11. You will need to decide how many patients you want to see at the BEGINNING
of the day. Be sure and see all that are given out numbers. Keep an eye out for
how many patients you have left in the afternoon and you can gauge how many
extractions to do for each one so you can get finished. You can do only single
extractions if you begin to run out of time.
12. Most of the extractions are simple and routine due to mal-nutrition. The bone is
softer, and most of the extractions are chronic abscesses so there is already bone
breakdown.
13. If you do break off a root, you can try to retrieve it, but don’t try to be Super Doc.
If you can’t get it, don’t worry. Give them medications and have your translator
explain to them they need to come to the clinic in Camanchaj on Monday or
Tuesday. I will take care of it there with the proper equipment. The patients
understand.
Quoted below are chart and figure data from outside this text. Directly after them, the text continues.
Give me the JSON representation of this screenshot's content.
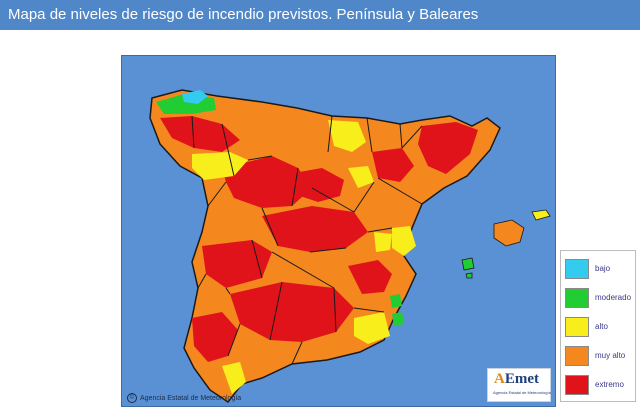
{
  "header": {
    "title": "Mapa de niveles de riesgo de incendio previstos. Península y Baleares"
  },
  "map": {
    "credit": "Agencia Estatal de Meteorología",
    "credit_symbol": "©",
    "logo": {
      "initial": "A",
      "rest": "Emet",
      "subtitle": "Agencia Estatal de Meteorología"
    },
    "colors": {
      "sea": "#5a91d4",
      "borders": "#1a1a1a",
      "bajo": "#33ccee",
      "moderado": "#22cc33",
      "alto": "#f7ee1c",
      "muy_alto": "#f5871f",
      "extremo": "#e0131a"
    }
  },
  "legend": {
    "items": [
      {
        "label": "bajo",
        "color": "#33ccee"
      },
      {
        "label": "moderado",
        "color": "#22cc33"
      },
      {
        "label": "alto",
        "color": "#f7ee1c"
      },
      {
        "label": "muy alto",
        "color": "#f5871f"
      },
      {
        "label": "extremo",
        "color": "#e0131a"
      }
    ]
  }
}
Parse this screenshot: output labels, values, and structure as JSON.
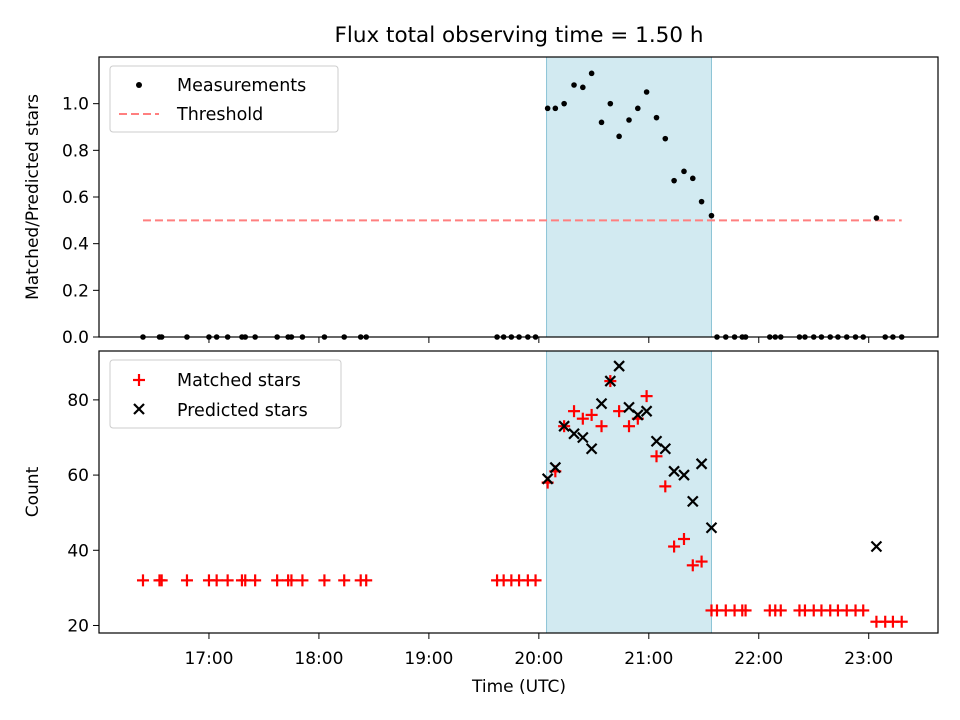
{
  "figure": {
    "title": "Flux total observing time = 1.50 h",
    "xlabel": "Time (UTC)",
    "x_tick_labels": [
      "17:00",
      "18:00",
      "19:00",
      "20:00",
      "21:00",
      "22:00",
      "23:00"
    ]
  },
  "colors": {
    "measurements": "#000000",
    "threshold": "#ff7f7f",
    "matched": "#ff0000",
    "predicted": "#000000",
    "span": "#add8e6"
  },
  "chart_data": [
    {
      "type": "scatter",
      "ylabel": "Matched/Predicted stars",
      "x_unit": "hours UTC",
      "xlim": [
        16.0,
        23.63
      ],
      "ylim": [
        0,
        1.2
      ],
      "y_ticks": [
        "0.0",
        "0.2",
        "0.4",
        "0.6",
        "0.8",
        "1.0"
      ],
      "highlight_span": [
        20.07,
        21.57
      ],
      "legend": {
        "position": "top-left",
        "entries": [
          "Measurements",
          "Threshold"
        ]
      },
      "threshold": {
        "y": 0.5,
        "x_range": [
          16.4,
          23.3
        ]
      },
      "series": [
        {
          "name": "Measurements",
          "marker": "dot",
          "points": [
            [
              16.4,
              0
            ],
            [
              16.55,
              0
            ],
            [
              16.57,
              0
            ],
            [
              16.8,
              0
            ],
            [
              17.0,
              0
            ],
            [
              17.07,
              0
            ],
            [
              17.17,
              0
            ],
            [
              17.3,
              0
            ],
            [
              17.33,
              0
            ],
            [
              17.42,
              0
            ],
            [
              17.62,
              0
            ],
            [
              17.72,
              0
            ],
            [
              17.75,
              0
            ],
            [
              17.85,
              0
            ],
            [
              18.05,
              0
            ],
            [
              18.23,
              0
            ],
            [
              18.38,
              0
            ],
            [
              18.43,
              0
            ],
            [
              19.62,
              0
            ],
            [
              19.68,
              0
            ],
            [
              19.75,
              0
            ],
            [
              19.82,
              0
            ],
            [
              19.9,
              0
            ],
            [
              19.97,
              0
            ],
            [
              20.08,
              0.98
            ],
            [
              20.15,
              0.98
            ],
            [
              20.23,
              1.0
            ],
            [
              20.32,
              1.08
            ],
            [
              20.4,
              1.07
            ],
            [
              20.48,
              1.13
            ],
            [
              20.57,
              0.92
            ],
            [
              20.65,
              1.0
            ],
            [
              20.73,
              0.86
            ],
            [
              20.82,
              0.93
            ],
            [
              20.9,
              0.98
            ],
            [
              20.98,
              1.05
            ],
            [
              21.07,
              0.94
            ],
            [
              21.15,
              0.85
            ],
            [
              21.23,
              0.67
            ],
            [
              21.32,
              0.71
            ],
            [
              21.4,
              0.68
            ],
            [
              21.48,
              0.58
            ],
            [
              21.57,
              0.52
            ],
            [
              21.62,
              0
            ],
            [
              21.7,
              0
            ],
            [
              21.78,
              0
            ],
            [
              21.85,
              0
            ],
            [
              21.88,
              0
            ],
            [
              22.1,
              0
            ],
            [
              22.15,
              0
            ],
            [
              22.2,
              0
            ],
            [
              22.37,
              0
            ],
            [
              22.42,
              0
            ],
            [
              22.5,
              0
            ],
            [
              22.57,
              0
            ],
            [
              22.65,
              0
            ],
            [
              22.72,
              0
            ],
            [
              22.8,
              0
            ],
            [
              22.88,
              0
            ],
            [
              22.95,
              0
            ],
            [
              23.07,
              0.51
            ],
            [
              23.15,
              0
            ],
            [
              23.22,
              0
            ],
            [
              23.3,
              0
            ]
          ]
        }
      ]
    },
    {
      "type": "scatter",
      "ylabel": "Count",
      "x_unit": "hours UTC",
      "xlim": [
        16.0,
        23.63
      ],
      "ylim": [
        18,
        93
      ],
      "y_ticks": [
        "20",
        "40",
        "60",
        "80"
      ],
      "highlight_span": [
        20.07,
        21.57
      ],
      "legend": {
        "position": "top-left",
        "entries": [
          "Matched stars",
          "Predicted stars"
        ]
      },
      "series": [
        {
          "name": "Matched stars",
          "marker": "plus",
          "points": [
            [
              16.4,
              32
            ],
            [
              16.55,
              32
            ],
            [
              16.57,
              32
            ],
            [
              16.8,
              32
            ],
            [
              17.0,
              32
            ],
            [
              17.07,
              32
            ],
            [
              17.17,
              32
            ],
            [
              17.3,
              32
            ],
            [
              17.33,
              32
            ],
            [
              17.42,
              32
            ],
            [
              17.62,
              32
            ],
            [
              17.72,
              32
            ],
            [
              17.75,
              32
            ],
            [
              17.85,
              32
            ],
            [
              18.05,
              32
            ],
            [
              18.23,
              32
            ],
            [
              18.38,
              32
            ],
            [
              18.43,
              32
            ],
            [
              19.62,
              32
            ],
            [
              19.68,
              32
            ],
            [
              19.75,
              32
            ],
            [
              19.82,
              32
            ],
            [
              19.9,
              32
            ],
            [
              19.97,
              32
            ],
            [
              20.08,
              58
            ],
            [
              20.15,
              61
            ],
            [
              20.23,
              73
            ],
            [
              20.32,
              77
            ],
            [
              20.4,
              75
            ],
            [
              20.48,
              76
            ],
            [
              20.57,
              73
            ],
            [
              20.65,
              85
            ],
            [
              20.73,
              77
            ],
            [
              20.82,
              73
            ],
            [
              20.9,
              75
            ],
            [
              20.98,
              81
            ],
            [
              21.07,
              65
            ],
            [
              21.15,
              57
            ],
            [
              21.23,
              41
            ],
            [
              21.32,
              43
            ],
            [
              21.4,
              36
            ],
            [
              21.48,
              37
            ],
            [
              21.57,
              24
            ],
            [
              21.62,
              24
            ],
            [
              21.7,
              24
            ],
            [
              21.78,
              24
            ],
            [
              21.85,
              24
            ],
            [
              21.88,
              24
            ],
            [
              22.1,
              24
            ],
            [
              22.15,
              24
            ],
            [
              22.2,
              24
            ],
            [
              22.37,
              24
            ],
            [
              22.42,
              24
            ],
            [
              22.5,
              24
            ],
            [
              22.57,
              24
            ],
            [
              22.65,
              24
            ],
            [
              22.72,
              24
            ],
            [
              22.8,
              24
            ],
            [
              22.88,
              24
            ],
            [
              22.95,
              24
            ],
            [
              23.07,
              21
            ],
            [
              23.15,
              21
            ],
            [
              23.22,
              21
            ],
            [
              23.3,
              21
            ]
          ]
        },
        {
          "name": "Predicted stars",
          "marker": "x",
          "points": [
            [
              20.08,
              59
            ],
            [
              20.15,
              62
            ],
            [
              20.23,
              73
            ],
            [
              20.32,
              71
            ],
            [
              20.4,
              70
            ],
            [
              20.48,
              67
            ],
            [
              20.57,
              79
            ],
            [
              20.65,
              85
            ],
            [
              20.73,
              89
            ],
            [
              20.82,
              78
            ],
            [
              20.9,
              76
            ],
            [
              20.98,
              77
            ],
            [
              21.07,
              69
            ],
            [
              21.15,
              67
            ],
            [
              21.23,
              61
            ],
            [
              21.32,
              60
            ],
            [
              21.4,
              53
            ],
            [
              21.48,
              63
            ],
            [
              21.57,
              46
            ],
            [
              23.07,
              41
            ]
          ]
        }
      ]
    }
  ]
}
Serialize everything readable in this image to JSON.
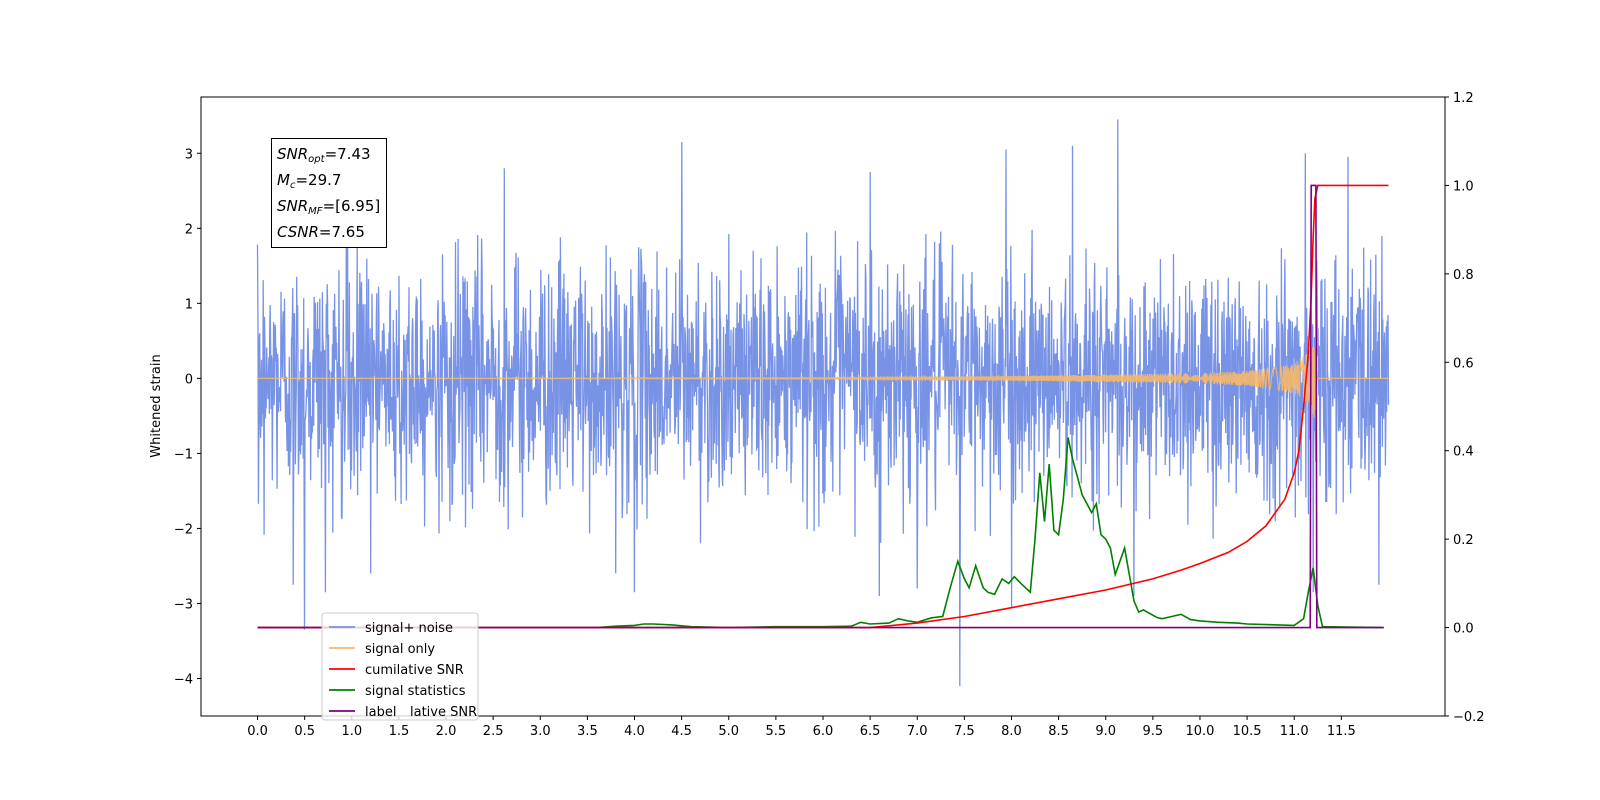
{
  "chart_data": {
    "type": "line",
    "title": "",
    "xlabel": "",
    "ylabel": "Whitened strain",
    "left_axis": {
      "ylim": [
        -4.5,
        3.75
      ],
      "yticks": [
        -4,
        -3,
        -2,
        -1,
        0,
        1,
        2,
        3
      ],
      "ytick_labels": [
        "−4",
        "−3",
        "−2",
        "−1",
        "0",
        "1",
        "2",
        "3"
      ]
    },
    "right_axis": {
      "ylim": [
        -0.2,
        1.2
      ],
      "yticks": [
        -0.2,
        0.0,
        0.2,
        0.4,
        0.6,
        0.8,
        1.0,
        1.2
      ],
      "ytick_labels": [
        "−0.2",
        "0.0",
        "0.2",
        "0.4",
        "0.6",
        "0.8",
        "1.0",
        "1.2"
      ]
    },
    "xlim": [
      -0.6,
      12.6
    ],
    "xticks": [
      0.0,
      0.5,
      1.0,
      1.5,
      2.0,
      2.5,
      3.0,
      3.5,
      4.0,
      4.5,
      5.0,
      5.5,
      6.0,
      6.5,
      7.0,
      7.5,
      8.0,
      8.5,
      9.0,
      9.5,
      10.0,
      10.5,
      11.0,
      11.5
    ],
    "xtick_labels": [
      "0.0",
      "0.5",
      "1.0",
      "1.5",
      "2.0",
      "2.5",
      "3.0",
      "3.5",
      "4.0",
      "4.5",
      "5.0",
      "5.5",
      "6.0",
      "6.5",
      "7.0",
      "7.5",
      "8.0",
      "8.5",
      "9.0",
      "9.5",
      "10.0",
      "10.5",
      "11.0",
      "11.5"
    ],
    "noise": {
      "x_range": [
        0.0,
        12.0
      ],
      "typical_range": [
        -1.6,
        2.0
      ],
      "peaks": [
        {
          "x": 9.13,
          "y": 3.45
        },
        {
          "x": 4.5,
          "y": 3.15
        },
        {
          "x": 8.65,
          "y": 3.1
        },
        {
          "x": 7.94,
          "y": 3.05
        },
        {
          "x": 11.12,
          "y": 3.0
        },
        {
          "x": 11.57,
          "y": 2.95
        },
        {
          "x": 2.62,
          "y": 2.8
        },
        {
          "x": 6.5,
          "y": 2.75
        },
        {
          "x": 7.45,
          "y": -4.1
        },
        {
          "x": 0.5,
          "y": -3.35
        },
        {
          "x": 0.38,
          "y": -2.75
        },
        {
          "x": 0.72,
          "y": -2.85
        },
        {
          "x": 4.0,
          "y": -2.85
        },
        {
          "x": 6.6,
          "y": -2.9
        },
        {
          "x": 7.0,
          "y": -2.8
        },
        {
          "x": 8.0,
          "y": -3.05
        },
        {
          "x": 9.3,
          "y": -2.9
        },
        {
          "x": 11.2,
          "y": -2.85
        },
        {
          "x": 11.9,
          "y": -2.75
        },
        {
          "x": 1.2,
          "y": -2.6
        },
        {
          "x": 3.8,
          "y": -2.6
        }
      ]
    },
    "signal_envelope": {
      "x": [
        0.0,
        6.0,
        8.0,
        9.0,
        10.0,
        10.5,
        11.0,
        11.15,
        11.22,
        11.25,
        12.0
      ],
      "amplitude": [
        0.0,
        0.01,
        0.03,
        0.05,
        0.07,
        0.1,
        0.2,
        0.35,
        0.55,
        0.0,
        0.0
      ]
    },
    "series": [
      {
        "name": "signal+ noise",
        "color": "#7893e6",
        "axis": "left"
      },
      {
        "name": "signal only",
        "color": "#f5b869",
        "axis": "left"
      },
      {
        "name": "cumilative SNR",
        "color": "#ff0000",
        "axis": "right",
        "x": [
          0.0,
          6.0,
          6.5,
          7.0,
          7.5,
          8.0,
          8.5,
          9.0,
          9.5,
          9.8,
          10.0,
          10.3,
          10.5,
          10.7,
          10.9,
          11.0,
          11.05,
          11.1,
          11.15,
          11.18,
          11.2,
          11.22,
          11.25,
          12.0
        ],
        "values": [
          0.0,
          0.0,
          0.0,
          0.01,
          0.025,
          0.045,
          0.065,
          0.085,
          0.11,
          0.13,
          0.145,
          0.17,
          0.195,
          0.23,
          0.29,
          0.35,
          0.4,
          0.5,
          0.62,
          0.75,
          0.88,
          0.97,
          1.0,
          1.0
        ]
      },
      {
        "name": "signal statistics",
        "color": "#008000",
        "axis": "right",
        "x": [
          0.0,
          3.6,
          3.8,
          4.0,
          4.1,
          4.2,
          4.4,
          4.6,
          5.0,
          5.5,
          6.0,
          6.3,
          6.4,
          6.5,
          6.7,
          6.8,
          6.9,
          7.0,
          7.15,
          7.27,
          7.35,
          7.43,
          7.5,
          7.55,
          7.62,
          7.7,
          7.75,
          7.82,
          7.9,
          7.97,
          8.03,
          8.1,
          8.2,
          8.25,
          8.3,
          8.35,
          8.4,
          8.45,
          8.5,
          8.55,
          8.6,
          8.65,
          8.7,
          8.75,
          8.8,
          8.85,
          8.9,
          8.95,
          9.0,
          9.05,
          9.1,
          9.15,
          9.2,
          9.25,
          9.3,
          9.35,
          9.4,
          9.5,
          9.55,
          9.6,
          9.7,
          9.8,
          9.9,
          10.0,
          10.2,
          10.4,
          10.5,
          11.0,
          11.1,
          11.15,
          11.2,
          11.25,
          11.3,
          11.95
        ],
        "values": [
          0.0,
          0.0,
          0.003,
          0.005,
          0.008,
          0.008,
          0.006,
          0.002,
          0.0,
          0.002,
          0.002,
          0.003,
          0.012,
          0.008,
          0.01,
          0.02,
          0.015,
          0.012,
          0.022,
          0.025,
          0.09,
          0.15,
          0.11,
          0.09,
          0.14,
          0.09,
          0.08,
          0.075,
          0.11,
          0.1,
          0.115,
          0.1,
          0.08,
          0.2,
          0.35,
          0.24,
          0.37,
          0.22,
          0.21,
          0.29,
          0.43,
          0.38,
          0.34,
          0.3,
          0.28,
          0.26,
          0.28,
          0.21,
          0.2,
          0.18,
          0.12,
          0.15,
          0.18,
          0.12,
          0.06,
          0.035,
          0.04,
          0.028,
          0.022,
          0.02,
          0.025,
          0.03,
          0.018,
          0.015,
          0.012,
          0.01,
          0.008,
          0.005,
          0.02,
          0.08,
          0.135,
          0.05,
          0.002,
          0.0
        ]
      },
      {
        "name": "label",
        "color": "#800080",
        "axis": "right",
        "x": [
          0.0,
          11.17,
          11.18,
          11.23,
          11.24,
          11.95
        ],
        "values": [
          0.0,
          0.0,
          1.0,
          1.0,
          0.0,
          0.0
        ]
      }
    ],
    "legend": {
      "position": "lower-left",
      "entries": [
        "signal+ noise",
        "signal only",
        "cumilative SNR",
        "signal statistics",
        "label"
      ],
      "obscured_text": "lative SNR"
    },
    "annotation": {
      "snr_opt_label": "SNR",
      "snr_opt_sub": "opt",
      "snr_opt_value": "=7.43",
      "mc_label": "M",
      "mc_sub": "c",
      "mc_value": "=29.7",
      "snr_mf_label": "SNR",
      "snr_mf_sub": "MF",
      "snr_mf_value": "=[6.95]",
      "csnr_label": "CSNR",
      "csnr_value": "=7.65"
    }
  }
}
Much of the dentistry done here is terrible, and root tips are a
common occurrence.
14. When you have finished for the day, clean all the instruments up and re-pack.
Please be sure they all get back, we tend to frequently lose instruments and
forceps, and would like to have some left for your next trip!
15. Pour the cold sterile back into its bottle. You can filter it through some folded
cause. You need to use that solution for the entire week you work.
16. Remember to bring back the needles and sharps for disposal.
17. Pack up all the other trash and gauze into plastic trash bags. The village will
dispose of it. (Don’t ask.)
18. Sit down and drink some water, you probably need it!
19. Feel really, really good about what you have done for the people. You have
eliminated many sources of pain and infection that would still be there if it were
not for you.
20. Load up the suitcases and head for home.
21. Let God’s grace fill you and take away your tension and fatigue. Feel the presence
of God as you get ready for the next day.